Paginasi Berbasis Kursor vs Paginasi Offset: Mana yang Sebaiknya Digunakan API Anda

Perbandingan paginasi berbasis kursor dan paginasi offset: pergeseran halaman, biaya offset dalam, Keyset SQL, contoh Stripe dan Slack, serta cara menguji keduanya di Apidog.

INEZA Felin-Michel

INEZA Felin-Michel

31 August 2026

Paginasi Berbasis Kursor vs Paginasi Offset: Mana yang Sebaiknya Digunakan API Anda

Apidog untuk Perusahaan

Penerapan On-Premises

SSO & RBAC

Sesuai SOC 2

Jelajahi Apidog Enterprise

Setiap endpoint daftar pada akhirnya menghadapi pertanyaan yang sama: bagaimana Anda membagi 2 juta pesanan menjadi halaman-halaman yang dapat dijelajahi oleh klien? Pilih pagination offset dan Anda akan mendapatkan SQL yang sederhana serta nomor halaman yang dipahami pengguna. Pilih pagination berbasis kursor dan Anda akan mendapatkan hasil yang stabil serta latensi yang konsisten di kedalaman mana pun, tetapi Anda kehilangan fitur "loncat ke halaman 47."

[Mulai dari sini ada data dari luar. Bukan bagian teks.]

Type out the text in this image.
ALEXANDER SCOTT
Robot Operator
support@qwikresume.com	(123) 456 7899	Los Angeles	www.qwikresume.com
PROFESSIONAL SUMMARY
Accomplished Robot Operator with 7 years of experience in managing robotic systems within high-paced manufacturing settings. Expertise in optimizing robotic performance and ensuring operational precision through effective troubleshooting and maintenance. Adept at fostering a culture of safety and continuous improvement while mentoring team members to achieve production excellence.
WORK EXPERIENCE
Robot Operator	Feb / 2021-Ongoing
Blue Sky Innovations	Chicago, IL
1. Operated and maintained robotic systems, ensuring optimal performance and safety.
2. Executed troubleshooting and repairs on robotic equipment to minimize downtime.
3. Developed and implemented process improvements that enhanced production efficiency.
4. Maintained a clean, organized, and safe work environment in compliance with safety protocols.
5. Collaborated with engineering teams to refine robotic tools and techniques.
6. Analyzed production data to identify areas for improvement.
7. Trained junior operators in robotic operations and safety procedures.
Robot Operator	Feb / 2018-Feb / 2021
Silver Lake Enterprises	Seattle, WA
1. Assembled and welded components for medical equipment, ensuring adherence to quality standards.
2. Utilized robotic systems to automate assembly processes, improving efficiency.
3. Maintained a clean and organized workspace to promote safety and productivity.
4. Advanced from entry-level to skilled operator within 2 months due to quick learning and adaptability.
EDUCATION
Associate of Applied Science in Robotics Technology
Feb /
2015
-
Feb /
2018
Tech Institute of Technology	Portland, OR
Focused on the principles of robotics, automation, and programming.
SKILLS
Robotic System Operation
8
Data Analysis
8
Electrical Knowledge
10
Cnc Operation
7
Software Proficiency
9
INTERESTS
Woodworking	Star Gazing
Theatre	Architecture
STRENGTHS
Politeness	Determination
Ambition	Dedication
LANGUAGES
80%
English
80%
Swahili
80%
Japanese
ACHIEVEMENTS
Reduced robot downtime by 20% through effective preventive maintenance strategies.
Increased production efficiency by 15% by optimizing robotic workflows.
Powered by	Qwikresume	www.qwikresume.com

Sebagian besar tim memilih offset karena itu adalah pengaturan default di setiap tutorial. Kemudian tabel pesanan mencapai beberapa juta baris, halaman 4.000 mulai mengalami batas waktu, dan pengguna melaporkan melihat catatan yang sama dua kali saat menggulir. Panduan ini membahas cara kerja kedua gaya, di mana offset gagal, mengapa Stripe dan Slack menggunakan kursor, dan cara menguji kedua gaya dengan permintaan berantai di Apidog. Pada akhirnya Anda akan tahu persis mana yang cocok untuk endpoint Anda.

Jika Anda ingin gambaran yang lebih luas terlebih dahulu, panduan pagination API kami mencakup setiap strategi secara berdampingan. Artikel ini membahas secara mendalam dua hal yang paling penting.

Bagaimana pagination offset bekerja

Pagination offset memetakan langsung ke SQL. Klien mengirimkan nomor halaman dan ukuran halaman; server menerjemahkannya menjadi LIMIT dan OFFSET.

SELECT id, customer_id, total_cents, created_at
FROM orders
ORDER BY created_at DESC
LIMIT 25 OFFSET 50;

Kueri itu mengembalikan halaman 3 dari daftar pesanan Anda dengan 25 baris per halaman. Permintaan terlihat seperti ini:

GET /v1/orders?page=3&per_page=25

Dan respons tipikal:

{
  "data": [
    {
      "id": "ord_8821",
      "customer_id": "cus_1932",
      "total_cents": 4599,
      "created_at": "2026-08-30T14:22:07Z"
    }
  ],
  "page": 3,
  "per_page": 25,
  "total": 1848203,
  "total_pages": 73929
}

Daya tariknya jelas. Klien dapat melompat ke halaman mana pun. Server dapat mengembalikan jumlah total. Setiap pengembang dapat membangunnya dalam waktu singkat. Untuk tabel admin kecil, ini adalah pilihan yang tepat, dan panduan langkah demi langkah kami untuk pagination di REST API menjelaskan pembangunan offset secara lengkap.

Namun offset membawa dua masalah struktural, dan tidak ada satupun yang muncul dalam pengembangan. Keduanya muncul dalam produksi.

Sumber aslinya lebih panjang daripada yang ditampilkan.